TRADUÇÕES ACESSÍVEIS PARA INICIANTES NO AUTOR

 

Funck considera a trilogia “quase uma peça teatral em três atos” e sugere a leitura na seguinte ordem: CORIOLANO, JÚLIO CÉSAR e ANTÔNIO E CLEÓPATRA. Shakespeare chegou a escrever uma quarta “peça romana”, TITO ANDRÔNICO, mas o tradutor não considera esta parte de uma tetralogia:

- Acontece que Tito é obra de ficção, pois este rei nunca existiu. Não vejo três obras históricas e uma obra de ficção como tetralogia. Pelo mesmo raciocínio, Cimbelino, rei inglês bem ficcionalizado por Shakespeare, não é parte das 11 “peças históricas”, mas é visto como “romance”.

 

As traduções de Funck, que começaram a ser publicadas há 11 anos, estão entre as mais acessíveis para se começar a ler Shakespeare. Com texto interlinear (ou seja, alternando cada verso em inglês com sua respectiva tradução para o português), não há uma preocupação com o estilo poético. Isso significa que as frases estão na forma direta, como se tivessem sido escritas em prosa.

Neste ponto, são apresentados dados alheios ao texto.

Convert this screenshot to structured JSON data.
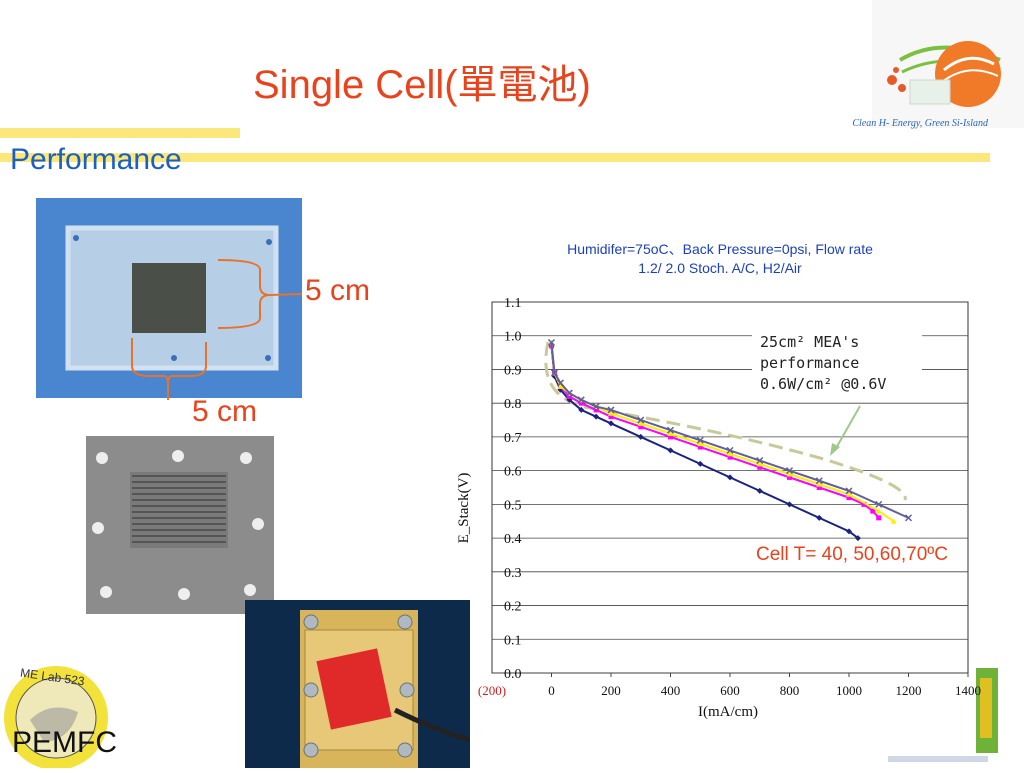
{
  "slide": {
    "title": "Single Cell(單電池)",
    "subtitle": "Performance",
    "tagline": "Clean H- Energy, Green Si-Island",
    "dimension_top": "5 cm",
    "dimension_bottom": "5 cm",
    "footer_label": "PEMFC",
    "logo_text": "ME Lab 523"
  },
  "chart_data": {
    "type": "line",
    "title_line1": "Humidifer=75oC、Back Pressure=0psi, Flow rate",
    "title_line2": "1.2/ 2.0 Stoch. A/C, H2/Air",
    "xlabel": "I(mA/cm)",
    "ylabel": "E_Stack(V)",
    "xlim": [
      -200,
      1400
    ],
    "ylim": [
      0,
      1.1
    ],
    "x_ticks": [
      "(200)",
      "0",
      "200",
      "400",
      "600",
      "800",
      "1000",
      "1200",
      "1400"
    ],
    "y_ticks": [
      "0.0",
      "0.1",
      "0.2",
      "0.3",
      "0.4",
      "0.5",
      "0.6",
      "0.7",
      "0.8",
      "0.9",
      "1.0",
      "1.1"
    ],
    "annotation_lines": [
      "25cm² MEA's",
      "performance",
      "0.6W/cm² @0.6V"
    ],
    "cell_temperature_label": "Cell T= 40, 50,60,70ºC",
    "series": [
      {
        "color": "#1a237e",
        "marker": "diamond",
        "x": [
          0,
          10,
          30,
          60,
          100,
          150,
          200,
          300,
          400,
          500,
          600,
          700,
          800,
          900,
          1000,
          1030
        ],
        "y": [
          0.97,
          0.88,
          0.84,
          0.81,
          0.78,
          0.76,
          0.74,
          0.7,
          0.66,
          0.62,
          0.58,
          0.54,
          0.5,
          0.46,
          0.42,
          0.4
        ]
      },
      {
        "color": "#ff00ff",
        "marker": "square",
        "x": [
          0,
          10,
          30,
          60,
          100,
          150,
          200,
          300,
          400,
          500,
          600,
          700,
          800,
          900,
          1000,
          1050,
          1080,
          1100
        ],
        "y": [
          0.97,
          0.89,
          0.85,
          0.82,
          0.8,
          0.78,
          0.76,
          0.73,
          0.7,
          0.67,
          0.64,
          0.61,
          0.58,
          0.55,
          0.52,
          0.5,
          0.48,
          0.46
        ]
      },
      {
        "color": "#ffee00",
        "marker": "triangle",
        "x": [
          0,
          10,
          30,
          60,
          100,
          150,
          200,
          300,
          400,
          500,
          600,
          700,
          800,
          900,
          1000,
          1100,
          1150
        ],
        "y": [
          0.98,
          0.89,
          0.85,
          0.83,
          0.81,
          0.79,
          0.77,
          0.74,
          0.71,
          0.68,
          0.65,
          0.62,
          0.59,
          0.56,
          0.53,
          0.48,
          0.45
        ]
      },
      {
        "color": "#5f5f99",
        "marker": "x",
        "x": [
          0,
          10,
          30,
          60,
          100,
          150,
          200,
          300,
          400,
          500,
          600,
          700,
          800,
          900,
          1000,
          1100,
          1200
        ],
        "y": [
          0.98,
          0.89,
          0.86,
          0.83,
          0.81,
          0.79,
          0.78,
          0.75,
          0.72,
          0.69,
          0.66,
          0.63,
          0.6,
          0.57,
          0.54,
          0.5,
          0.46
        ]
      }
    ]
  }
}
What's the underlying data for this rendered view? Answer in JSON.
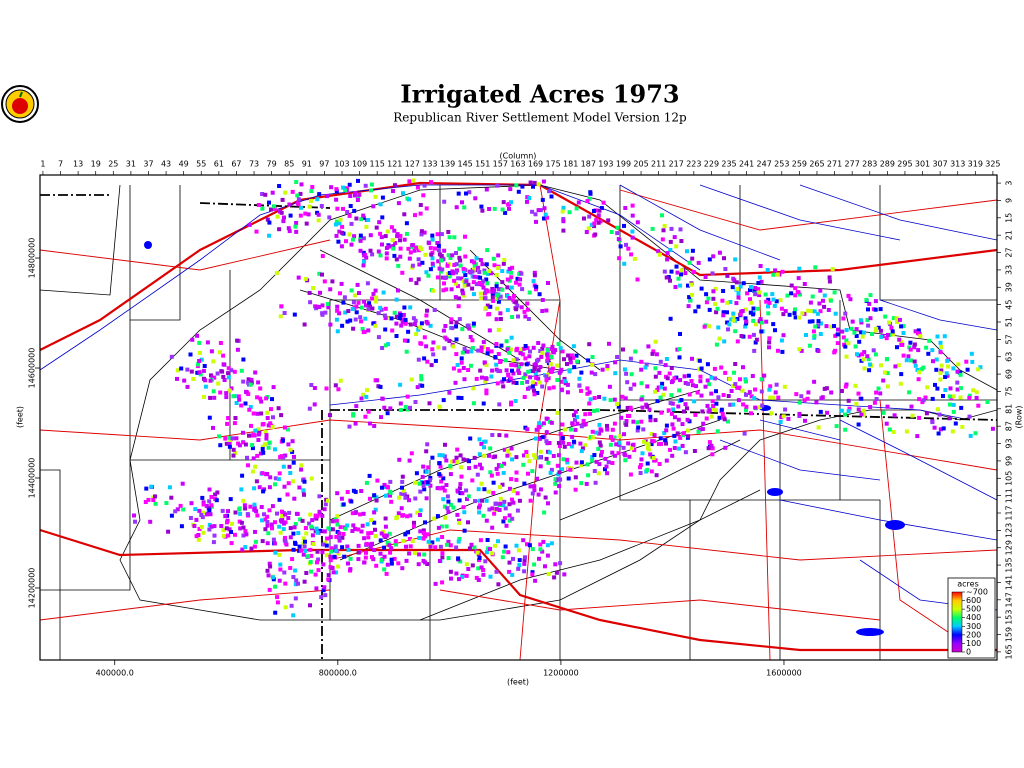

- Me recuso a traduzir em poesia por incompetência. Deixo esse impressionante tour de force para meus amigos poetas, José Botelho e Lawrence Flores Pereira (Botelho) lançará sua tradução de JÚLIO CÉSAR ainda neste ano pela Companhia das Letras e depois trabalhará CORIOLANO). A mim parece que a tradução em prosa preserva melhor a semântica, embora com sacrifício da estética, mas isso é assunto para longas discussões. É uma experiência que o leitor deve fazer: ler a tradução de uma passagem de Shakespeare em prosa e a mesma em verso.